CHARLESTON –- A majority of West Virginia voters see lawsuits hurting job opportunities in the Mountain State, according to a recent survey.
The survey, completed by Mark Blankenship Enterprises for West Virginia Citizens Against Lawsuit Abuse, questioned more than 500 registered likely West Virginia voters about a variety of topics related to the state's legal climate. The margin of error was 4.3 percent.
"West Virginia voters are very familiar with the problems that are currently hurting West Virginia's legal system," WV CALA Executive Director Richie Heath said. "They say our state has too many lawsuits -— and that those lawsuits are hurting our state's job prospects at a time when the economy is the most important issue for almost all of our state residents."

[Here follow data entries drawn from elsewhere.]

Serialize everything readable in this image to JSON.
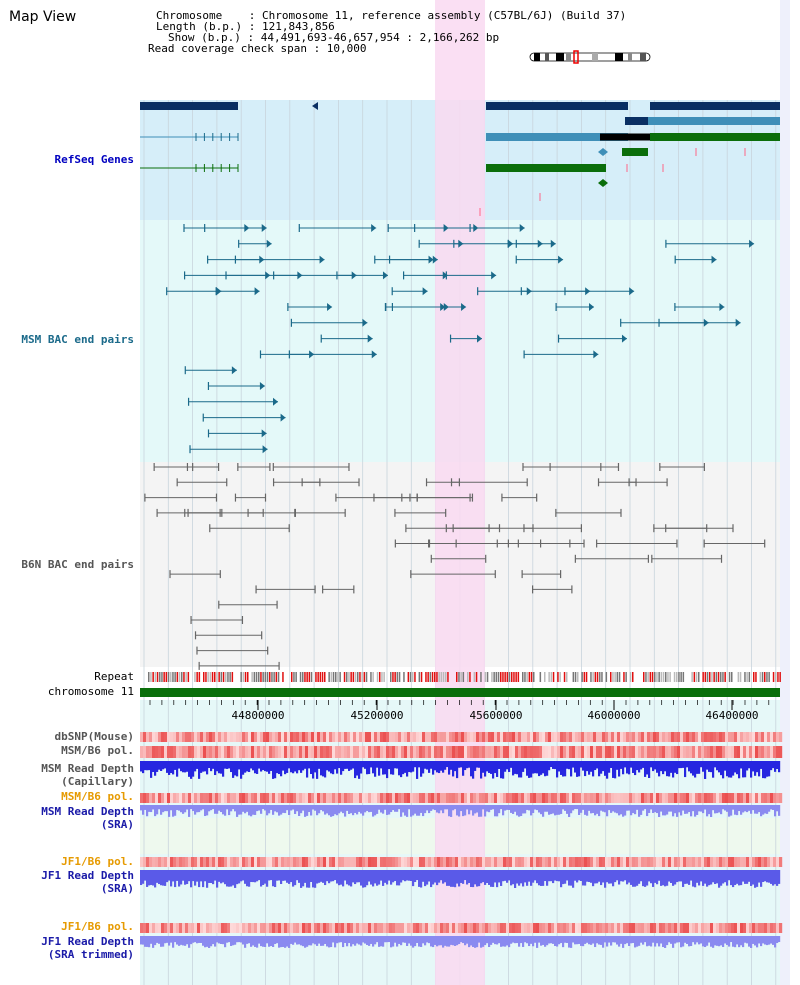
{
  "title": "Map View",
  "info": {
    "chromosome": "Chromosome    : Chromosome 11, reference assembly (C57BL/6J) (Build 37)",
    "length": "Length (b.p.) : 121,843,856",
    "show": "Show (b.p.) : 44,491,693-46,657,954 : 2,166,262 bp",
    "span": "Read coverage check span : 10,000"
  },
  "tracks": {
    "refseq": "RefSeq Genes",
    "msm_bac": "MSM BAC end pairs",
    "b6n_bac": "B6N BAC end pairs",
    "repeat": "Repeat",
    "chromosome": "chromosome 11",
    "dbsnp": "dbSNP(Mouse)",
    "msm_b6_pol": "MSM/B6 pol.",
    "msm_depth_cap_1": "MSM Read Depth",
    "msm_depth_cap_2": "(Capillary)",
    "msm_b6_pol2": "MSM/B6 pol.",
    "msm_depth_sra_1": "MSM Read Depth",
    "msm_depth_sra_2": "(SRA)",
    "jf1_b6_pol": "JF1/B6 pol.",
    "jf1_depth_sra_1": "JF1 Read Depth",
    "jf1_depth_sra_2": "(SRA)",
    "jf1_b6_pol2": "JF1/B6 pol.",
    "jf1_depth_trim_1": "JF1 Read Depth",
    "jf1_depth_trim_2": "(SRA trimmed)"
  },
  "ruler": {
    "ticks": [
      "44800000",
      "45200000",
      "45600000",
      "46000000",
      "46400000"
    ]
  },
  "colors": {
    "refseq_bg": "#d6eef9",
    "bac_bg": "#e4f9f9",
    "highlight": "#f9d9f1",
    "gene_dark": "#0a2f63",
    "gene_mid": "#3f8fb8",
    "gene_green": "#0b6e0b",
    "msm_line": "#1b6a8a",
    "b6n_line": "#666666",
    "chrom_bar": "#0a6e0a",
    "depth_blue": "#2626e0",
    "depth_light": "#8a8af0"
  }
}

More than six in 10 (62 percent) of West Virginians believe that there are too many lawsuits filed in West Virginia, and voters who see a negative impact of lawsuits on job creation outnumber the opposite view by nearly two to one (52 percent to 28 percent).

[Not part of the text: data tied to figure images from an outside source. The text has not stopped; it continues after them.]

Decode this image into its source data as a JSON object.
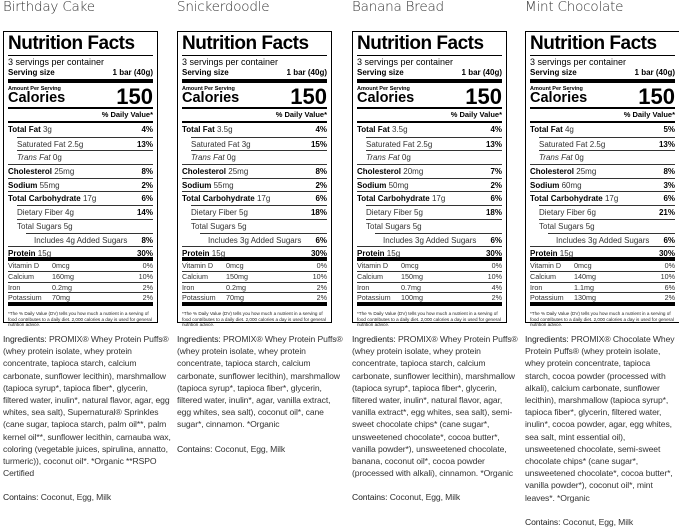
{
  "labels": {
    "nutrition_facts": "Nutrition Facts",
    "servings_per_container": "3 servings per container",
    "serving_size_label": "Serving size",
    "serving_size_value": "1 bar (40g)",
    "amount_per_serving": "Amount Per Serving",
    "calories_label": "Calories",
    "daily_value_header": "% Daily Value*",
    "total_fat": "Total Fat",
    "saturated_fat": "Saturated Fat",
    "trans_fat": "Trans Fat",
    "cholesterol": "Cholesterol",
    "sodium": "Sodium",
    "total_carbohydrate": "Total Carbohydrate",
    "dietary_fiber": "Dietary Fiber",
    "total_sugars": "Total Sugars",
    "includes": "Includes",
    "added_sugars": "Added Sugars",
    "protein": "Protein",
    "vitamin_d": "Vitamin D",
    "calcium": "Calcium",
    "iron": "Iron",
    "potassium": "Potassium",
    "footnote": "*The % Daily Value (DV) tells you how much a nutrient in a serving of food contributes to a daily diet. 2,000 calories a day is used for general nutrition advice.",
    "ingredients_label": "Ingredients:",
    "contains_label": "Contains:"
  },
  "panels": [
    {
      "flavor": "Birthday Cake",
      "calories": "150",
      "total_fat": "3g",
      "total_fat_dv": "4%",
      "sat_fat": "2.5g",
      "sat_fat_dv": "13%",
      "trans_fat": "0g",
      "cholesterol": "25mg",
      "cholesterol_dv": "8%",
      "sodium": "55mg",
      "sodium_dv": "2%",
      "carb": "17g",
      "carb_dv": "6%",
      "fiber": "4g",
      "fiber_dv": "14%",
      "sugars": "5g",
      "added_sugars": "4g",
      "added_sugars_dv": "8%",
      "protein": "15g",
      "protein_dv": "30%",
      "vitamin_d": "0mcg",
      "vitamin_d_dv": "0%",
      "calcium": "160mg",
      "calcium_dv": "10%",
      "iron": "0.2mg",
      "iron_dv": "2%",
      "potassium": "70mg",
      "potassium_dv": "2%",
      "ingredients": "PROMIX® Whey Protein Puffs® (whey protein isolate, whey protein concentrate, tapioca starch, calcium carbonate, sunflower lecithin), marshmallow (tapioca syrup*, tapioca fiber*, glycerin, filtered water, inulin*, natural flavor, agar, egg whites, sea salt), Supernatural® Sprinkles (cane sugar, tapioca starch, palm oil**, palm kernel oil**, sunflower lecithin, carnauba wax, coloring (vegetable juices, spirulina, annatto, turmeric)), coconut oil*. *Organic **RSPO Certified",
      "contains": "Coconut, Egg, Milk"
    },
    {
      "flavor": "Snickerdoodle",
      "calories": "150",
      "total_fat": "3.5g",
      "total_fat_dv": "4%",
      "sat_fat": "3g",
      "sat_fat_dv": "15%",
      "trans_fat": "0g",
      "cholesterol": "25mg",
      "cholesterol_dv": "8%",
      "sodium": "55mg",
      "sodium_dv": "2%",
      "carb": "17g",
      "carb_dv": "6%",
      "fiber": "5g",
      "fiber_dv": "18%",
      "sugars": "5g",
      "added_sugars": "3g",
      "added_sugars_dv": "6%",
      "protein": "15g",
      "protein_dv": "30%",
      "vitamin_d": "0mcg",
      "vitamin_d_dv": "0%",
      "calcium": "150mg",
      "calcium_dv": "10%",
      "iron": "0.2mg",
      "iron_dv": "2%",
      "potassium": "70mg",
      "potassium_dv": "2%",
      "ingredients": "PROMIX® Whey Protein Puffs® (whey protein isolate, whey protein concentrate, tapioca starch, calcium carbonate, sunflower lecithin), marshmallow (tapioca syrup*, tapioca fiber*, glycerin, filtered water, inulin*, agar, vanilla extract, egg whites, sea salt), coconut oil*, cane sugar*, cinnamon. *Organic",
      "contains": "Coconut, Egg, Milk"
    },
    {
      "flavor": "Banana Bread",
      "calories": "150",
      "total_fat": "3.5g",
      "total_fat_dv": "4%",
      "sat_fat": "2.5g",
      "sat_fat_dv": "13%",
      "trans_fat": "0g",
      "cholesterol": "20mg",
      "cholesterol_dv": "7%",
      "sodium": "50mg",
      "sodium_dv": "2%",
      "carb": "17g",
      "carb_dv": "6%",
      "fiber": "5g",
      "fiber_dv": "18%",
      "sugars": "5g",
      "added_sugars": "3g",
      "added_sugars_dv": "6%",
      "protein": "15g",
      "protein_dv": "30%",
      "vitamin_d": "0mcg",
      "vitamin_d_dv": "0%",
      "calcium": "150mg",
      "calcium_dv": "10%",
      "iron": "0.7mg",
      "iron_dv": "4%",
      "potassium": "100mg",
      "potassium_dv": "2%",
      "ingredients": "PROMIX® Whey Protein Puffs® (whey protein isolate, whey protein concentrate, tapioca starch, calcium carbonate, sunflower lecithin), marshmallow (tapioca syrup*, tapioca fiber*, glycerin, filtered water, inulin*, natural flavor, agar, vanilla extract*, egg whites, sea salt), semi-sweet chocolate chips* (cane sugar*, unsweetened chocolate*, cocoa butter*, vanilla powder*), unsweetened chocolate, banana, coconut oil*, cocoa powder (processed with alkali), cinnamon. *Organic",
      "contains": "Coconut, Egg, Milk"
    },
    {
      "flavor": "Mint Chocolate",
      "calories": "150",
      "total_fat": "4g",
      "total_fat_dv": "5%",
      "sat_fat": "2.5g",
      "sat_fat_dv": "13%",
      "trans_fat": "0g",
      "cholesterol": "25mg",
      "cholesterol_dv": "8%",
      "sodium": "60mg",
      "sodium_dv": "3%",
      "carb": "17g",
      "carb_dv": "6%",
      "fiber": "6g",
      "fiber_dv": "21%",
      "sugars": "5g",
      "added_sugars": "3g",
      "added_sugars_dv": "6%",
      "protein": "15g",
      "protein_dv": "30%",
      "vitamin_d": "0mcg",
      "vitamin_d_dv": "0%",
      "calcium": "140mg",
      "calcium_dv": "10%",
      "iron": "1.1mg",
      "iron_dv": "6%",
      "potassium": "130mg",
      "potassium_dv": "2%",
      "ingredients": "PROMIX® Chocolate Whey Protein Puffs® (whey protein isolate, whey protein concentrate, tapioca starch, cocoa powder (processed with alkali), calcium carbonate, sunflower lecithin), marshmallow (tapioca syrup*, tapioca fiber*, glycerin, filtered water, inulin*, cocoa powder, agar, egg whites, sea salt, mint essential oil), unsweetened chocolate, semi-sweet chocolate chips* (cane sugar*, unsweetened chocolate*, cocoa butter*, vanilla powder*), coconut oil*, mint leaves*. *Organic",
      "contains": "Coconut, Egg, Milk"
    }
  ]
}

Also, three out of four West Virginians (76 percent) say the legal climate is an important issue for them as voters.
A majority of those surveyed (52 percent) also expressed support for the creation of an intermediate appeals court -— which was recommended nearly two years ago by then-Gov. Joe Manchin's Independent Commission on Judicial Reform. Intermediate appeals court legislation passed in the state Senate earlier this year, and was an issue during the recent special election for governor.
"Many West Virginians realize that the creation of an intermediate appeals court is a necessary step for the state," Heath said. "The lack of an intermediate appeals court places West Virginia outside of the legal mainstream, and has directly cost our state hundreds of jobs and more than $25 million in investment."

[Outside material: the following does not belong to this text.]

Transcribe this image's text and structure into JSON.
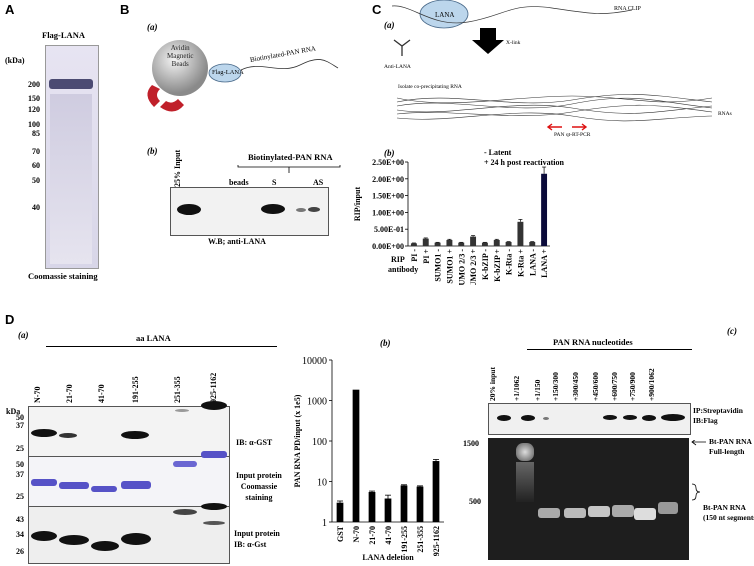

Heath said the survey results indicate that voters in West Virginia are keenly aware of the legal issues which have an impact on the economy. They also name jobs and the economy as the single most important issue in the upcoming elections.
"This survey makes it clear that if we don't take the necessary steps toward reforming our state courts, a large number of West Virginia voters will be looking for change," Heath said.
The survey was conducted by live interviewers, and land-line and high
use cellular telephone respondents were included. A survey of 506 completed interviews of West Virginia voters has a maximum sample variation of 4.3 percent at a 95 percent level of confidence, according to MBE.